Weder das ausdrücklich zum Inhalt der Nichtigkeitsbeschwerde gemachte ‑ indes von vornherein unbeachtliche ( Ratz , WK‑StPO § 285 Rz 6 mwN) ‑ Schreiben des Beschwerdeführers vom 15. Juni 2015 („Warum fährt Frau S***** freiwillig mit mir nach Hause?“...) an seinen Verteidiger noch das übrige, sich in eigenständigen Beweiswerterwägungen erschöpfende Vorbringen der Mängelrüge, mit dem lediglich versucht wird, die Glaubwürdigkeit der Belastungszeugin nach Art einer im kollegialgerichtlichen Verfahren nicht vorgesehenen Berufung wegen des Ausspruchs über die Schuld in Zweifel zu ziehen, lassen einen Bezug zu den Kriterien des § 281 Abs 1 StPO erkennen.

Der Verweis der Rechtsrüge auf das bisherige Vorbringen (Z 4 und 5) verkennt die verschiedenen Ansätze dieser Nichtigkeitsgründe (RIS‑Justiz RS0115902).

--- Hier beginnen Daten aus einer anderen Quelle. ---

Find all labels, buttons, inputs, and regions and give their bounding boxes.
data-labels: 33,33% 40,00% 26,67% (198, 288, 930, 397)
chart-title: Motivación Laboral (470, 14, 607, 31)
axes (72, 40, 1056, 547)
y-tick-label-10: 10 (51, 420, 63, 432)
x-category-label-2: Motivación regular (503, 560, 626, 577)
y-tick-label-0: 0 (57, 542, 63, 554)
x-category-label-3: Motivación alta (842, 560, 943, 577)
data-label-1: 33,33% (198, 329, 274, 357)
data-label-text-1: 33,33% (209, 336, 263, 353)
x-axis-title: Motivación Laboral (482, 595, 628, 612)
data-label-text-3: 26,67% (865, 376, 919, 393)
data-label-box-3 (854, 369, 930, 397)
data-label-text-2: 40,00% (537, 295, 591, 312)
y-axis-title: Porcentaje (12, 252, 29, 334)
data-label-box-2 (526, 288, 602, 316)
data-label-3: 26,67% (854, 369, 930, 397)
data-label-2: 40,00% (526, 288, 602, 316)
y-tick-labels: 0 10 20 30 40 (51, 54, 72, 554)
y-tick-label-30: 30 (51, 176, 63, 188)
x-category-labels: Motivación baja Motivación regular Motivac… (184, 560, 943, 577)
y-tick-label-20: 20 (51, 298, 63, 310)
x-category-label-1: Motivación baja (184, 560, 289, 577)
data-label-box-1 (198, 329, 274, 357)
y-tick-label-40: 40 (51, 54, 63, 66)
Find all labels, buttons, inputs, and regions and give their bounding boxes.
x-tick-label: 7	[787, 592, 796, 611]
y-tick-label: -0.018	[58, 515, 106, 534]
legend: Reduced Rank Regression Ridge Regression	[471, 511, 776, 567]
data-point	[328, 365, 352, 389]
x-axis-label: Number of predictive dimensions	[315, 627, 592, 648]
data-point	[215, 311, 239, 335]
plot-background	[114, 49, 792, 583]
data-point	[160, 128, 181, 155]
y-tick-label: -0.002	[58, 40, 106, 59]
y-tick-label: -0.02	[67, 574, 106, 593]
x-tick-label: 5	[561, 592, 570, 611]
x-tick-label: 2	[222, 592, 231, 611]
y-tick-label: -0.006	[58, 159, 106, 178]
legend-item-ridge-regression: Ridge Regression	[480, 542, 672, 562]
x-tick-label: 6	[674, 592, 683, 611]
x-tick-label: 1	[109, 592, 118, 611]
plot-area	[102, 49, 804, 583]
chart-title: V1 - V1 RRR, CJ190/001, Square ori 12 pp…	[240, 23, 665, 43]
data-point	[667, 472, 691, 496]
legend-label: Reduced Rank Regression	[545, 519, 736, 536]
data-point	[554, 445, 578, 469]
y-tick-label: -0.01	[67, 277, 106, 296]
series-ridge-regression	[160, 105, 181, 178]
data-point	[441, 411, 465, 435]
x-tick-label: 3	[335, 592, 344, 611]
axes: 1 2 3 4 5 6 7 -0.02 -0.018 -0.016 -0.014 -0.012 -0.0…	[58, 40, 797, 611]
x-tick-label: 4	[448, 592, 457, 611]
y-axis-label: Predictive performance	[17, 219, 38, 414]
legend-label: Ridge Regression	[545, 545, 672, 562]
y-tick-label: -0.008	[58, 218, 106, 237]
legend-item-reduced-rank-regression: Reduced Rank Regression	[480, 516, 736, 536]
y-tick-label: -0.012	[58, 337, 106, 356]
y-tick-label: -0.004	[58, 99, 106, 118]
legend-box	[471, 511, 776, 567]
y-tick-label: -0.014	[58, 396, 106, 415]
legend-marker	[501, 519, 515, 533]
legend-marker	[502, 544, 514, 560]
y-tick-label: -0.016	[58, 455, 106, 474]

Die gesetzmäßige Ausführung eines materiell‑rechtlichen Nichtigkeitsgrundes hat das Festhalten am gesamten im Urteil festgestellten Sachverhalt, dessen Vergleich mit dem darauf anzuwendenden Gesetz und die Behauptung, dass das Erstgericht bei der Beurteilung dieses Sachverhalts einem Rechtsirrtum unterlegen ist, zur Voraussetzung (RIS‑Justiz RS0099810).

Indem die Rüge (Z 9 lit a) einwendet, flüchtiges Berühren am Oberschenkel stelle keine Nötigung dar, dabei aber die für den Schuldspruch nach §§ 15, 201 Abs 1 StGB maßgeblichen Feststellungen zur Intention des Angeklagten übergeht, Michaela S***** mit Gewalt gegen ihren Willen zur Duldung des Beischlafs „bzw“ einer den Beischlaf gleichzusetzenden Handlung zu nötigen (US 5 f), verfehlt sie die dargelegten Anfechtungskriterien.

Nicht an den Feststellungen orientiert ist auch der Einwand (Z 9 lit b) strafbefreienden Rücktritts vom Versuch auf Basis der urteilskonträren Annahme, die Vollendung der Tat sei freiwillig, also nicht aufgrund der festgestellten Gegenwehr der Michaela S***** unterblieben (US 6).

Mit der Behauptung eines Tatbildirrtums bestreitet der Beschwerdeführer den festgestellten Vorsatz und verfehlt solcherart einmal mehr den gesetzlichen Bezugspunkt materieller Nichtigkeit (US 6).

Die Nichtigkeitsbeschwerde war daher bereits bei nichtöffentlicher Beratung sofort zurückzuweisen (§ 285d Abs 1 StPO), woraus die Zuständigkeit des Oberlandesgerichts zur Entscheidung über die Berufung folgt (§ 285i StPO).

Die Kostenentscheidung beruht auf § 390a Abs 1 StPO.